Claude 2.1, the latest iteration of Anthropic's AI model, has made significant strides in handling long-context tasks. With a massive 200K token context window-equivalent to around 500 pages of text-Claude 2.1 excels at real-world retrieval tasks that involve extensive documents. However, it faced some challenges when asked to retrieve specific sentences within these large contexts. A simple prompting adjustment has dramatically improved its performance, boosting accuracy from 27% to an impressive 98%.

Key Improvements in Claude 2.1

Enhanced Retrieval Accuracy: Claude 2.1 now retrieves information with high precision across its full 200K token context window.
Reduced Incorrect Answers: Compared to Claude 2.0, the new model shows a 30% reduction in incorrect answers and a 3-4x lower rate of mistakenly supporting claims not present in the document.

Training and Data

Claude 2.1 was trained using large amounts of user feedback on long-document tasks, such as summarizing S-1 length documents. This training data included real-world tasks performed on actual documents, helping Claude 2.1 make fewer mistakes and avoid unsupported claims. The model's improved memory over very long contexts is a direct result of this focused training.

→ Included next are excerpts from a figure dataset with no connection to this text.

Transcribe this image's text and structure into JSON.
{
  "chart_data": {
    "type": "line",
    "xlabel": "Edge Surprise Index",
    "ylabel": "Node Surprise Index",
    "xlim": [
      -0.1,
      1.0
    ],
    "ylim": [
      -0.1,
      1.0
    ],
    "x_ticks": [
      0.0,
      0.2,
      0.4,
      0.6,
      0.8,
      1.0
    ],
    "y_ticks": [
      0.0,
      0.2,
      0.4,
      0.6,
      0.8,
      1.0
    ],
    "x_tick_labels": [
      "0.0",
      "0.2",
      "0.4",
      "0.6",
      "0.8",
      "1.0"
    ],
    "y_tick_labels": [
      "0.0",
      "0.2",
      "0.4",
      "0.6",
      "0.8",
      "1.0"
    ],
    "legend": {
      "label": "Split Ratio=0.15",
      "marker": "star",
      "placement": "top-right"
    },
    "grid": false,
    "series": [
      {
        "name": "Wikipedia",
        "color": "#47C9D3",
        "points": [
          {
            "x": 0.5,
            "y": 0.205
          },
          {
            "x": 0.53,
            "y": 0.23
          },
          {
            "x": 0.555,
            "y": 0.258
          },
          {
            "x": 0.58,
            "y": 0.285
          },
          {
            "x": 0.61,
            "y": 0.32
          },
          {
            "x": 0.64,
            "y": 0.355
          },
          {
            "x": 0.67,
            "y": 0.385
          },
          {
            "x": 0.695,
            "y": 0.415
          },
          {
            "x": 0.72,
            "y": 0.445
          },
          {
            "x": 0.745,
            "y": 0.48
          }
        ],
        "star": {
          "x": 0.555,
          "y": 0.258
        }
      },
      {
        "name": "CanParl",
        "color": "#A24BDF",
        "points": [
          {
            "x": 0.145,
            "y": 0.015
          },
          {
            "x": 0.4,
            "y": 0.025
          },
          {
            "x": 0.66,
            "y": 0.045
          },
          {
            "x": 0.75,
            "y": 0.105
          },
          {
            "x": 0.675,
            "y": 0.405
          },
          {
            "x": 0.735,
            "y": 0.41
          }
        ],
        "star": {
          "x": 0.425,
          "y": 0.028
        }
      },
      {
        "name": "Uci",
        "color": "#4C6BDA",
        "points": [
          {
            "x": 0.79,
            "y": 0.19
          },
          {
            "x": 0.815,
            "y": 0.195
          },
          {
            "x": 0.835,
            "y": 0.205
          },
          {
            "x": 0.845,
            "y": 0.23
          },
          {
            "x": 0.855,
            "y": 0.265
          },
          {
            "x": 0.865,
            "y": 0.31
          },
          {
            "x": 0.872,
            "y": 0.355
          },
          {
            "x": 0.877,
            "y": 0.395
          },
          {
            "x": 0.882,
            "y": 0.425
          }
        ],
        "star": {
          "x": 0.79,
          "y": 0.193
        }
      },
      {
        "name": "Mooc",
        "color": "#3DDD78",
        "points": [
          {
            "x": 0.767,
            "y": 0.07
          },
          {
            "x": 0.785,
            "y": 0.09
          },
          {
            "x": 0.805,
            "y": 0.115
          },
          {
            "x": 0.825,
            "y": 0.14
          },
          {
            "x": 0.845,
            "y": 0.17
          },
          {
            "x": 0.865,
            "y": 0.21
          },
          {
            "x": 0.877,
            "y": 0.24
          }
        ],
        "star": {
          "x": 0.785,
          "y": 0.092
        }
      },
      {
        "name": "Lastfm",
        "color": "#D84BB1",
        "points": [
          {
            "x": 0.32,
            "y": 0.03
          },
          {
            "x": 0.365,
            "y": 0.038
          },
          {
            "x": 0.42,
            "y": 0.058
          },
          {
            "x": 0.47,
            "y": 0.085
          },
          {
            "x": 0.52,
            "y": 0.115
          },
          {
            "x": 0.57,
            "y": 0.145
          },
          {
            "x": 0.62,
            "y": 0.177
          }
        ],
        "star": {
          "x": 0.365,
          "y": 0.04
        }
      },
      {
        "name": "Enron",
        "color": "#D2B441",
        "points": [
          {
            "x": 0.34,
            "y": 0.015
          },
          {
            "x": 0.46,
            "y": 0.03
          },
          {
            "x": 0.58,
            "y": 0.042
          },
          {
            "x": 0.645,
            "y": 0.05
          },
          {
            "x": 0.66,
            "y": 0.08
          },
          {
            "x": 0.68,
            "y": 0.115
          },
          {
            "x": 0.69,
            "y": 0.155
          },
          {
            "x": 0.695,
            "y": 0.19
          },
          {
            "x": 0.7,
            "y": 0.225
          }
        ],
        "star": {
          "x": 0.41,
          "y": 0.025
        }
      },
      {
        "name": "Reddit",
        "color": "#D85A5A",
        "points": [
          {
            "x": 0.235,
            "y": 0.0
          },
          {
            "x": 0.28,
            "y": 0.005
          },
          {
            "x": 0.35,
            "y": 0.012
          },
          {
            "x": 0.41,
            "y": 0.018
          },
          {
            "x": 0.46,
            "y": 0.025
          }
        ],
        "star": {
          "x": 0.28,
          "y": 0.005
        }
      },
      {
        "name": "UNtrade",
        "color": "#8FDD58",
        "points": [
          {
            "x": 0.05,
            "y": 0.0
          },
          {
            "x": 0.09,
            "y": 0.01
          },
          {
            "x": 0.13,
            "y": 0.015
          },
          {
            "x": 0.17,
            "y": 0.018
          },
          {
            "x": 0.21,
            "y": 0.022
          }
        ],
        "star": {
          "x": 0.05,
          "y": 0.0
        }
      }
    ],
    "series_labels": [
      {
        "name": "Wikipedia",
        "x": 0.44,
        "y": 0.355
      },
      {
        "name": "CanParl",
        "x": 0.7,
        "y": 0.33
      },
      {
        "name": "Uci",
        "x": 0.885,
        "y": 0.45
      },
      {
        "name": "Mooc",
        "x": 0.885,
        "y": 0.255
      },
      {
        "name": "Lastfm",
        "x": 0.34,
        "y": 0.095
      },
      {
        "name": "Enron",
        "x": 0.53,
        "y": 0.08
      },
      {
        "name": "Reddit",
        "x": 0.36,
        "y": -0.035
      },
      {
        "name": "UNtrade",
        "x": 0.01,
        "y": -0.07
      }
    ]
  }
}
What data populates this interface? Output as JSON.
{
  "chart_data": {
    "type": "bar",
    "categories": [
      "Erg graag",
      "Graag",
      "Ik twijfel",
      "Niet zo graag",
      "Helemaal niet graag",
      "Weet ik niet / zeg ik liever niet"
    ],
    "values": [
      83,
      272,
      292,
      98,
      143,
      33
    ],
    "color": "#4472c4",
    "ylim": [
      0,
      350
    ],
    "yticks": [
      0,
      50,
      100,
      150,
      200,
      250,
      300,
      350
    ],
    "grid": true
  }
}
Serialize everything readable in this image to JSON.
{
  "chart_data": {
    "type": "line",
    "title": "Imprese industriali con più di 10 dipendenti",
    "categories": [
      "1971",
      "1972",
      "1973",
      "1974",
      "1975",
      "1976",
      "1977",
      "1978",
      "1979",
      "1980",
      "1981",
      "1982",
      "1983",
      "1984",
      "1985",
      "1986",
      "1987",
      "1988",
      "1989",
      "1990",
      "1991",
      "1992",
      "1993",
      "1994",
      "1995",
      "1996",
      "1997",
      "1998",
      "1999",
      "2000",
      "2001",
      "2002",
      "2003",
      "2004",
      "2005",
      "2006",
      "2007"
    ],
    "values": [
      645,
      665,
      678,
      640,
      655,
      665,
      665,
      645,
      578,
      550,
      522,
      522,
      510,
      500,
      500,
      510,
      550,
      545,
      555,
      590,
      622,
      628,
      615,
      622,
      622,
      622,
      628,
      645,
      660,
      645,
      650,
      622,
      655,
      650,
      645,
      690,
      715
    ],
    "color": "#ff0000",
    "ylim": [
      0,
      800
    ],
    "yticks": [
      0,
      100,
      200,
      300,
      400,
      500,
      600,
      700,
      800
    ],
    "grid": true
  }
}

Debugging Long Context Recall

Despite its capabilities, Claude 2.1 initially struggled with retrieving specific sentences within long documents. A recent evaluation highlighted this issue using Paul Graham’s essays about startups as the test material. An embedded sentence in one of these essays was: "The best thing to do in San Francisco is eat a sandwich and sit in Dolores Park on a sunny day." When asked, "What is the most fun thing to do in San Francisco?" Claude 2.1 often responded with variations of, "Unfortunately, the essay does not provide a definitive answer about the most fun thing to do in San Francisco."

This reluctance to retrieve specific sentences was due to the model's cautious approach, which can be beneficial in avoiding unsupported claims but problematic when the information is indeed present. To address this, Anthropic introduced a minor prompting edit:

Prompting Adjustment: By tweaking the prompt to more explicitly guide Claude 2.1 to look for and extract specific information, the model’s performance improved significantly.

Implementation Details

The prompting adjustment involved changing how the question was framed to make it clearer that the answer should be based on the content of the document. For example, instead of asking a general question like "What is the most fun thing to do in San Francisco?" the prompt was modified to something more specific, such as "Based on the text provided, what does the author suggest is the best thing to do in San Francisco?"

This simple change had a profound impact:

Accuracy Improvement: From 27% to 98% accuracy in retrieving the correct sentence.
Consistency: The model consistently identified and recalled the relevant information across various test cases.

Practical Implications

For practitioners, this improvement means that Claude 2.1 can now be more reliably used for tasks that require precise retrieval of specific information from large documents. Whether you're summarizing legal contracts, extracting key points from scientific papers, or analyzing financial reports, the enhanced performance in long-context recall makes Claude 2.1 a powerful tool.

Conclusion

Claude 2.1's advancements in handling long contexts and the effectiveness of simple prompting adjustments highlight the ongoing progress in AI research. By focusing on real-world tasks and user feedback, Anthropic has created a model that not only performs well but also provides more accurate and reliable results.